DAC’s client base is largely North American in scope, and Young says that’s an orientation that Tattoo would like to follow as it expands.
‘We do, however, want to build the Canadian business very aggressively,’ she says, pointing out that Tattoo has working relationships in place with 24/7 Canada, Bid.com, and Canada Post Corporation, and is currently pitching to become agency of record with a financial institution, which she declines to name.
The new agency has also struck strategic alliances with a handful of advertising and media agencies in the Toronto area, including TAXI Advertising & Design, Riddochdickinson, Carat Canada and the Stewart Consulting Group.
‘The whole notion of strategic alliances is one that we feel really good about,’ says Weinstein, ‘because it enables us to offer clients ‘best in breed’ services. It also keeps us nimble, because instead of trying to own everything in-house, we can be entirely flexible and client-centric.’
‘We can play well with others,’ Young adds. ‘Tattoo will align itself with the right partner for the right challenge at the time.’
Zillmer, meanwhile, says Tattoo’s ability to align itself with the right strategic partners will become increasingly important as the agency furthers the integration of its direct and digital marketing services.

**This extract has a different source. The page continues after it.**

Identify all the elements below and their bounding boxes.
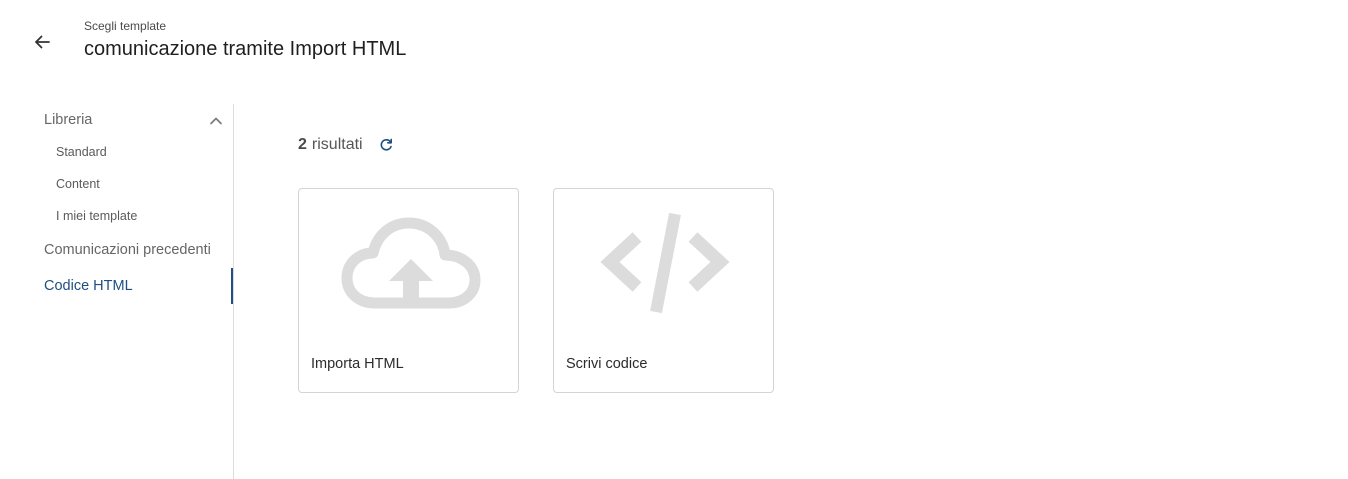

‘We’ve all seen interactive marketing agencies invest in technology,’ she says, ‘but then things change and their clients have to have their programs run on the same platforms. It really takes away their flexibility, and you see they have to develop campaigns based on the technology available to them instead of on their actual needs.’
Although Tattoo currently has only six employees, the founders expect that they will have as many as 22 people working in their downtown Toronto offices by June of next year, the agency’s official first anniversary.
‘I could see us adding some client service people,’ Young says, ‘I’d like some really strong business thinkers, because the ‘handling’ function traditionally associated with agency/client relationships is going to be replaced with technology. We need thinkers much more than we need paper shufflers.
‘One of the nice things about being backed financially by the DAC Group,’ she adds, ‘is that they’ve allowed us to hire quality people, get quality premises and invest in our technology well ahead of any revenue streams coming in.’
Young says the approach allows the senior management team to pace the agency’s growth, a fact that appeals to her client-side sensibilities of keeping overhead costs in line with revenues. It also means that the agency knows it can go out and recruit the best people available to do a particular job.
Weinstein says that while other direct marketing agencies may be having a difficult time finding and attracting the right people because of escalating salary and benefit demands by even the most junior of staff, Tattoo isn’t experiencing any difficulty in raising interest among potential employment candidates – and it isn’t because Tattoo is breaking the bank to attract them, she says.
‘There’s a handful of agencies that everybody keeps stealing from, but we don’t intend to go that route,’ Weinstein says. ‘We’ll pay for talent, but we won’t pay just to get someone to leave another agency, because that’ll backfire on everybody in the end.’
She speculates that the real reason Tattoo is drawing attention from so many potential employees is because of the stellar reputation the principals of Tattoo bring to the table, and because there are a lot of people in the business looking for some positive change in their work environment.
‘I think there are a lot of people out there that are like us, and are willing to work in a changed environment,’ she says. ‘I’m finding that there’s a lot people in that same head space and that they’re thrilled that there’s an opportunity to go and work for an agency that is trying to do things in a new and different and more refreshing way.’